Final answer:
The change in entropy (ΔS) for the adiabatic compression of 1.98 moles of an ideal monatomic gas, which goes from 328 K to 420 K, is 6.10 J/K when rounded to two decimal places.
Step-by-step explanation:
To calculate the change in entropy (ΔS) for the adiabatic compression of an ideal monatomic gas, we must first understand that in an adiabatic process, there is no heat exchange with the surroundings, making ΔQ equal to zero. However, this does not mean that the entropy of the system remains constant since the gas is being compressed and reaches a new equilibrium temperature. The change in entropy can be calculated using the following formula for a monatomic ideal gas:
ΔS = nCvln(T2/T1)
Where ΔS is the change in entropy, n is the number of moles, Cv is the molar heat capacity at constant volume for a monatomic ideal gas (which is 3/2 R), T2 is the final temperature, and T1 is the initial temperature of the gas.

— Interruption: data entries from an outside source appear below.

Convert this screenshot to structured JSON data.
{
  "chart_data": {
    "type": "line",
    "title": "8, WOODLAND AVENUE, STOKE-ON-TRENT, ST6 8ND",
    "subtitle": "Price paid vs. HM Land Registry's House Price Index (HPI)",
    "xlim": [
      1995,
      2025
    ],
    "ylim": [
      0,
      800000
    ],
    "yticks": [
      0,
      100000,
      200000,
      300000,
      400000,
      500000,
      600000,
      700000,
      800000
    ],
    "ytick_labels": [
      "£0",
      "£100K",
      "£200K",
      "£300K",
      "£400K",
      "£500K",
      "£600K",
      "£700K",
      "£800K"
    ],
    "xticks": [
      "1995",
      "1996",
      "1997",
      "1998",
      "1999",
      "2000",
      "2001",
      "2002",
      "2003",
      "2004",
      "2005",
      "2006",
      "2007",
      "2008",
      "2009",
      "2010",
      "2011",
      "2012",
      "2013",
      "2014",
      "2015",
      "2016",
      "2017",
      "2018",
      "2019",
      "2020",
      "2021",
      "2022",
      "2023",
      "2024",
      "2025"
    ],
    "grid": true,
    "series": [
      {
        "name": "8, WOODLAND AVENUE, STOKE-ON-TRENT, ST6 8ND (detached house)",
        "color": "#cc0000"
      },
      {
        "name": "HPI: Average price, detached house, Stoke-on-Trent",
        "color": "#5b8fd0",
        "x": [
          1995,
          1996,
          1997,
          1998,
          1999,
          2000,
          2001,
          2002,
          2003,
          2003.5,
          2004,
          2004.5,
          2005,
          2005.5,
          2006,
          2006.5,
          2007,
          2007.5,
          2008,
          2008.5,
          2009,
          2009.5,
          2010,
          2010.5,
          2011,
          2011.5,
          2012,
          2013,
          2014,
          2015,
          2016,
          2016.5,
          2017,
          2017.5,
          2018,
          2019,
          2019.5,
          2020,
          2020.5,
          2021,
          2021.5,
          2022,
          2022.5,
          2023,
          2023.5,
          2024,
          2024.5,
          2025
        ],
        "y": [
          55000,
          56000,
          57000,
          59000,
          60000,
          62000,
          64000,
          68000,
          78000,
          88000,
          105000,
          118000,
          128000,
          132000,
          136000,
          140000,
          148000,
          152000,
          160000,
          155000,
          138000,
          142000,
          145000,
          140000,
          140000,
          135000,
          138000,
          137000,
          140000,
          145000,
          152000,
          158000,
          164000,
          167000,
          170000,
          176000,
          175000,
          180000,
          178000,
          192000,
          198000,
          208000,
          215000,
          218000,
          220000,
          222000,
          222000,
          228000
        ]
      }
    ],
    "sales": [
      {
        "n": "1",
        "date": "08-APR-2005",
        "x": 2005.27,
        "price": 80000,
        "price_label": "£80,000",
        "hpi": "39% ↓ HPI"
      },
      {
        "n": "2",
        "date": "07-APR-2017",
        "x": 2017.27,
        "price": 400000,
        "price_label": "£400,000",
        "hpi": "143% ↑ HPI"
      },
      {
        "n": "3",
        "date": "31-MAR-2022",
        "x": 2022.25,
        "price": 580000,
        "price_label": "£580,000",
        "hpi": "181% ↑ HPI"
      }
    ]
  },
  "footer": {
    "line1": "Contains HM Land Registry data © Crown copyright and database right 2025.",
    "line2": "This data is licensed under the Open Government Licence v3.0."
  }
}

Plugging in the values:
ΔS = 1.98 moles × (3/2 × 8.314 J/mol·K) × ln(420 K / 328 K)
Now we perform the calculation:
ΔS = 1.98 × 12.471 × ln(1.2805)
ΔS = 1.98 × 12.471 × 0.2474
ΔS = 6.1042 J/K (rounded to two decimal places)
The change in entropy for this adiabatic compression process is 6.10 J/K when rounded to two decimal places.